Similarly, Brahimaj et al. reported a unusually higher incidence of CVST after vestibular schwannoma surgery compared with other similar series, but they did not observe any symptomatic patient despite none was treated with anticoagulation [11]. According to their evidence, they did not suggest a routinely use of dedicated vascular imaging such as CT or MR venograms with possible time-of-flight sequences to better delineate the presence of a sinus thrombosis.

However, it is important to note that some of the imaging modalities and in particular the contrast-enhanced MRI, are unable to delineate if the thrombi are flow limiting. A thrombus causing total occlusion versus a flow limiting thrombus may have different clinical consequences.

Therefore, at present, due to the limited data regarding the natural history of post-operative CVST and the absence of guidelines, the rational for treatment and the choice of medications are leaved to the experience of the surgeon [8]. The majority agrees regarding a hydration and hemodilution in the post-operative period and reserving the medications to those patients who had a sinus violation during surgery which required suturing repair.

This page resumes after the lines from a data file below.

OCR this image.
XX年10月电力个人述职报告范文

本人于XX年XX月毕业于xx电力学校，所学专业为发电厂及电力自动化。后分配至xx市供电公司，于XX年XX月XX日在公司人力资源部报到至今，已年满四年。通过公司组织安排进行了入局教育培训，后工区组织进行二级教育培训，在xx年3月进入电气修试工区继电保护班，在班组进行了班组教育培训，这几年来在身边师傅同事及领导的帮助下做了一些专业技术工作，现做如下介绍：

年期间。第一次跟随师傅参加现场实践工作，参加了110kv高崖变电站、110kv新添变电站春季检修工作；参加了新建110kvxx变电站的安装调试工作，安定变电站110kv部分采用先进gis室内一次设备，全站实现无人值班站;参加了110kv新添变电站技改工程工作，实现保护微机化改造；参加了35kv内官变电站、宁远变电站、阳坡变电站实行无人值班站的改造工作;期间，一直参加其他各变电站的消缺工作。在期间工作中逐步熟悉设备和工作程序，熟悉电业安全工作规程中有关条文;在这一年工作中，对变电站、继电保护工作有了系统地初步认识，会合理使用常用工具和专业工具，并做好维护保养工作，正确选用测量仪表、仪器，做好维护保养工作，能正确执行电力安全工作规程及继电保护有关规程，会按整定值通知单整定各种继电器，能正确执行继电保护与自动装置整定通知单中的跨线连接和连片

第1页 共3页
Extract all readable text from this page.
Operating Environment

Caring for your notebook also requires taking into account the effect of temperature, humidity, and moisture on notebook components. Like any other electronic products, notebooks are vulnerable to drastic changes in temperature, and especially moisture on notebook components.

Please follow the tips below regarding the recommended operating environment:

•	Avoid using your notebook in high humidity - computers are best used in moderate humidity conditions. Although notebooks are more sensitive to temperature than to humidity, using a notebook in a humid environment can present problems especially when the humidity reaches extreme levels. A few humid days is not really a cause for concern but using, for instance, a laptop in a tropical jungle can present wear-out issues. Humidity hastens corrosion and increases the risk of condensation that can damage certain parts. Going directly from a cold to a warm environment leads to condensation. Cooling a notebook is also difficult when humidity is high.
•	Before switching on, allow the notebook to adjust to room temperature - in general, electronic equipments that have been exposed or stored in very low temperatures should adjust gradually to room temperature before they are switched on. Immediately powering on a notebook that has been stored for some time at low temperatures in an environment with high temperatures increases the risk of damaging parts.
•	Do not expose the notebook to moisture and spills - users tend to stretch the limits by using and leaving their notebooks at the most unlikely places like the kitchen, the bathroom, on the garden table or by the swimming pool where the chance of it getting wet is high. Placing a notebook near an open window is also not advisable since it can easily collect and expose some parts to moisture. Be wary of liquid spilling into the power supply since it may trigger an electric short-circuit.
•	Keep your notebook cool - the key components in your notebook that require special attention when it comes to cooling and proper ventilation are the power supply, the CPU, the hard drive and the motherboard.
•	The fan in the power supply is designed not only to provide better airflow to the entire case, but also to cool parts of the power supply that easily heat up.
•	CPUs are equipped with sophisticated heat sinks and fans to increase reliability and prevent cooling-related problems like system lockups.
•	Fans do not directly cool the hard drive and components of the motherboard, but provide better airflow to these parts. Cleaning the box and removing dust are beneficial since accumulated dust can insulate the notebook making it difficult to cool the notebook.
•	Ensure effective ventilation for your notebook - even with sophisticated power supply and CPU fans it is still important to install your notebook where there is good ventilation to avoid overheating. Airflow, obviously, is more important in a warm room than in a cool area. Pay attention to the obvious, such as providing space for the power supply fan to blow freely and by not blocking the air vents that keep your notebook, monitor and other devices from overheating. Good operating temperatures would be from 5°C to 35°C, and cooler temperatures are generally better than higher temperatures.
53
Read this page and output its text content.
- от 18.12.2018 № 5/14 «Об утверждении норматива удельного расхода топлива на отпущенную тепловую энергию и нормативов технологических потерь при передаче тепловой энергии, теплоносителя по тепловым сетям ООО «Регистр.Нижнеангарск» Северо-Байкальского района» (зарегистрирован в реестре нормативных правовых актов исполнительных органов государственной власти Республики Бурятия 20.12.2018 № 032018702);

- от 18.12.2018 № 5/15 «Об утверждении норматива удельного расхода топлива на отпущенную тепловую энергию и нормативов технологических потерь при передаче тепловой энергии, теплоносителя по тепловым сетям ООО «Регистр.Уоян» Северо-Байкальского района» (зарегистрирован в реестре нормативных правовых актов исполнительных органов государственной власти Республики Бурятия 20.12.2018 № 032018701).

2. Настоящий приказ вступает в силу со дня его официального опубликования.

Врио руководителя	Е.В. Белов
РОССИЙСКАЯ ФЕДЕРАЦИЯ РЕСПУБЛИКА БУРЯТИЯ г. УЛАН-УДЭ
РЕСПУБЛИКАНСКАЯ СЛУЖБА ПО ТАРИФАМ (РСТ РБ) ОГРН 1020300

Also, the addition of the aspirin to the anticoagulation with low molecular weight heparin has been proposed by some authors with limited risk [22].

Conclusions

CVST represents a potential complication of surgical approaches in proximity of dural venous sinuses. CVST is usually segmental and rarely shows a progression. Accordingly, this condition courses uneventfully or with minor symptoms in the vast majority of cases. Thus, the systematic use of post-operative anticoagulants at therapeutic dosage does not seem offer a significant advantage on clinical and radiological outcome of post-operative CVST in the face of the possible hemorrhagic risks.